Case Management & Performance Monitoring

Reporting

Settlement Agreement Provision

The Commonwealth shall establish a mechanism to monitor compliance with performance standards.


Reports

Case Management Steering Committee Reports

FY21 1st and 2nd Quarter

FY21 3rd and 4th Quarter

FY22 1st and 2nd Quarter

FY22 3rd and 4th Quarter

FY23 1st and 2nd Quarter

FY23 3rd and 4th Quarter

FY24 1st and 2nd Quarter

Regional Support Team Reports

FY21 Q3 RST Report

FY21 Q4 RST Report

FY22 Q1 RST Report

FY22 Q2 RST Report

FY22 Q3 RST Report

FY22 Q4 RST Report

FY23 Q1 RST Report

FY23 Q2 RST Report

FY23 Q3 RST Report

FY23 Q4 RST Report

FY24 Q1 RST Report

FY24 Q2 RST Report

Compliance Indicators

Compliance Indicators III.C.5.d, V.F.4 and V.F.5

III.C.5.d

The Case Management Steering Committee will review and analyze the Case Management data submitted to DBHDS and report on CSB case management performance related to the ten elements and also at the aggregate level to determine the CSB’s overall effectiveness in achieving outcomes for the population they serve (such as employment, self-direction, independent living, keeping children with families). The Case Management Steering Committee will produce a semi-annual report to the DBHDS Quality Improvement Committee on the findings from the data review with recommendations for system improvement. The Case Management Steering Committee’s report will include an analysis of findings and recommendations based on review of the information from case management monitoring/oversight processes including: data from the oversight of the Office of Licensing, DMAS Quality Management Reviews, CSB Case Management Supervisors Quarterly Reviews, DBHDS Quality Management Division quality improvement review processes including the Supervisory retrospective review, Quality Service Reviews, and Performance Contract Indicator data.

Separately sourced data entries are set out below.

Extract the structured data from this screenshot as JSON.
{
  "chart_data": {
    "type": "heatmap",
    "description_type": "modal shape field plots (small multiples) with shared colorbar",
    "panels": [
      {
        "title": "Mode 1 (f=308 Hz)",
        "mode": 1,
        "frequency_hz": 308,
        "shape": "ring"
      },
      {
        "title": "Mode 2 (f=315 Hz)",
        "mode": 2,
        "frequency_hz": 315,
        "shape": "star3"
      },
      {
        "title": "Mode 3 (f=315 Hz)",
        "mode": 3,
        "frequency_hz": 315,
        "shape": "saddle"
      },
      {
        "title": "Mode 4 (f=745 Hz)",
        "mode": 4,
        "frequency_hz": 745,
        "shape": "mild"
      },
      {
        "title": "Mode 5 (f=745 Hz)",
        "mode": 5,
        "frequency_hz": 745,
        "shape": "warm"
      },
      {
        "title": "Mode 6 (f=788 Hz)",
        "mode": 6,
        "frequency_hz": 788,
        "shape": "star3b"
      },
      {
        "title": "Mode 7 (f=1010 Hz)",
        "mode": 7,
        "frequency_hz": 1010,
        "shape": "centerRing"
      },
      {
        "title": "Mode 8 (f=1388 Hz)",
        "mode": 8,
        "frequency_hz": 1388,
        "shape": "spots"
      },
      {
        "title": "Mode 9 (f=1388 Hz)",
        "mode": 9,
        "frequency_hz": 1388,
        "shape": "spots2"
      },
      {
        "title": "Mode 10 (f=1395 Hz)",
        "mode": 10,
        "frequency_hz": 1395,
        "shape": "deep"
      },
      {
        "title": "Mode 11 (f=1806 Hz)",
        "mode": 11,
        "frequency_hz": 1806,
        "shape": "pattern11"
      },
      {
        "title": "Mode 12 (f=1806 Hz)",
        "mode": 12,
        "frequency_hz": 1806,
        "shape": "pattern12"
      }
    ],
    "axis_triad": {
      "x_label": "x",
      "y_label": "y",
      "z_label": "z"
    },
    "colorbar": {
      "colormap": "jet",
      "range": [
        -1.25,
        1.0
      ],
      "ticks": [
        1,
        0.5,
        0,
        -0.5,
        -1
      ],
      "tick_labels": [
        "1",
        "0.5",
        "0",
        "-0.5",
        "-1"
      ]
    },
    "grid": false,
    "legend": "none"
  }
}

The Case Management Steering Committee will also make recommendations to the Commissioner for enforcement actions pursuant to the CSB Performance Contract based on negative findings. 

Members of the DBHDS central office Quality Improvement Division will conduct annual retrospective reviews to validate the findings of the CSB case management supervisory reviews and to provide technical assistance to the case managers and supervisors for any needed improvements. A random subsample of the original sample will be drawn each year for this retrospective review. The sample will be stratified so that each CSB is included in the sample. The DBHDS central office Quality Improvement Division’s reviewers will visit each CSB in person and review case management records for the individuals in the sub-sample. They will then complete an electronic form so that agreement between the CSB Case Management Quality Review and the DBHDS Quality Improvement Division record reviews can be measured quantitatively, in addition to providing feedback to the CSB case management supervisors to increase the reliability of future reviews. There will be an ongoing inter-rater reliability process for staff of the DBHDS Quality Improvement Division conducting the retrospective reviews.

V.F.4

The Commonwealth tracks the number, type and frequency of case management contacts. DBHDS will establish a process to review a sample of data each quarter to determine reliability and provide technical assistance to CSBs as needed. 

The data regarding the number, type, and frequency of case management contacts will be included in the Case Management Steering Committee data review. Recommendations to address non-compliance issues with respect to case manager contacts will be provided to the Quality Improvement Committee for consideration of appropriate systemic improvements and to the Commissioner for review of contract performance issues.

V.F.5

The Case Management Steering Committee will establish two indicators in each of the areas of health and safety and community integration associated with selected domains in V.D.3 and based on its review of the data submitted from case management monitoring processes. Data indicates 86% compliance with the four indicators.